L'AMORE UMANO TOCCA L'INFINITO

Uomo-Donna. Grande mistero?
Fiamme gemelle


Nella nostra “società liquida” l’amore anche si è liquefatto. A volte ci fa così tanta paura l’impegno dell’amore che preferiamo rimanere liberi nella prigione delle nostre private sicurezze e nelle gabbie dorate delle nostre solitudini. Paradossalmente, però, constatiamo una ricerca spasmodica di briciole d’amore. Cosa non si fa per un morso d’amore?
Forse il nostro problema è quello di cogliere il profondo respiro e la profonda esigenza d’amore.
La coppia nel suo sfondo divino ha una propria sussistenza solo se in-siste in Dio; se sta nella Totalità.
Il grande mistero sussiste in questo: l’uomo e la donna nella loro finitudine sono desinati all’infinito e alla pienezza. Vi è un perenne rimando tra la realizzazione del coniugio personale della coppia e il coniugio della coppia che è Totalità.
L’inizio dell’avventura nuziale come avventura spirituale avviene con il superamento dell’illusione alienante che vede in Dio un concorrente piuttosto che il torrente che alimenta la vita degli sposi e la sorgente che vuole la pienezza del fiume del loro destino d’amore.

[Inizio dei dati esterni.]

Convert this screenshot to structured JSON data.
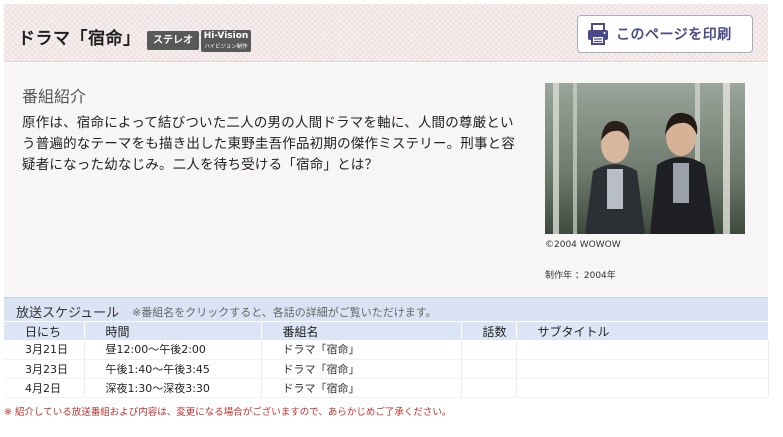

Bisogna rendersi conto che dentro l’amore umano batte sempre, come suo cuore instancabile e nascosto, l’Amore di Dio, poiché la Totalità sta sperimentando l’umano.
Le parole di Gesù e il suo pensiero sulle nozze vanno al di là dei condizionamenti storici dovuti alla durezza del cuore dell’uomo per tornare al principio. Tornare al principio è scoprire la natura misteriosa e mistica dell’incontro amoroso. Esso si radica nel cuore di Dio-Totalità.
La verità dell’amore di un uomo e di una donna, probabilmente, sta proprio nel dire e nel dirsi insieme: accettiamo questo mistero su di noi; diamo credito alla Totalità, Colui che crea se stesso attraverso noi nel duale e ci unisce insieme.
 Ciò sta a dire che due persone, che stanno unite nell’amore, non sono due infelici: sono due che credono sino in fondo che l’atto della congiunzione che li ha fatti entrare in rapporto tra loro racchiuda molto più di quanto forse essi stessi, umani, possano immaginare e aspettarsi..
L’amore degli sposi è la dimensione non strumentalizzabile per nessun’altra finalità.
Tutto il mistero di Cristo è nuziale
L’incarnazione stessa di Cristo è colma di una dimensione nuziale. Egli ha voluto per sé un corpo di carne, al fine di poter diventare una carne sola con l’umanità. L’atto di versare il suo sangue costituisce per Cristo l’unica maniera umana per esprimere la Totalità e la pienezza del suo amore per l’umanità. Cristo si fa carne e si fa “pane” e richiama gli sposi a essere e a rimanere nella loro corporeità, anzi a viverla nella sua pienezza e nel suo profondo rimando dove la corporeità sprofonda nel divino, sprofonda nello Spirito, a tal punto che la vera esperienza dello Spirito  passa anche attraverso la corporeità nuziale. Non è infatti il corpo che distanzia Dio.
Tra la storia e la Trinità
La Chiesa ripercorre e riecheggia il sacramento nuziale di Cristo nella storia. Ma crea anche il peccato, che, invece, è la chiusura e il rifiuto della dimensione nuziale della propria esistenza. Il peccato è l’isolamento, una tentazione che colpisce la coppia soprattutto all’inizio dove gli altri sono un impiccio per la tendenza fusionale dell’innamoramento. All’inizio la coppia sperimenta un moto di anarchia, di distacco dall’arche, dalla sorgente, per poi rinchiudersi in se stessi in un moto di autarchia. Quest’autarchia, però, presto degrada in una ricerca di monarchia, di dominio di uno sull’altro. La coppia non è più in-nocente, giacché i due diventano nocivi e distruttivi l’uno per l’altro. Dallo “stare di fronte”, passano alla guerra, allo “stare al fronte”.
Dio, la Totalità (per intendersi), è implicito a ogni esperienza di vero amore di coppia, anche in chi non conosce tematicamente Dio. Perché l’uomo, vivendo l’esperienza dell’amore, fa già l’esperienza di qualcosa che supera l’umano, di qualcosa di sacro. L’amore è una ierofania, è una manifestazione divina.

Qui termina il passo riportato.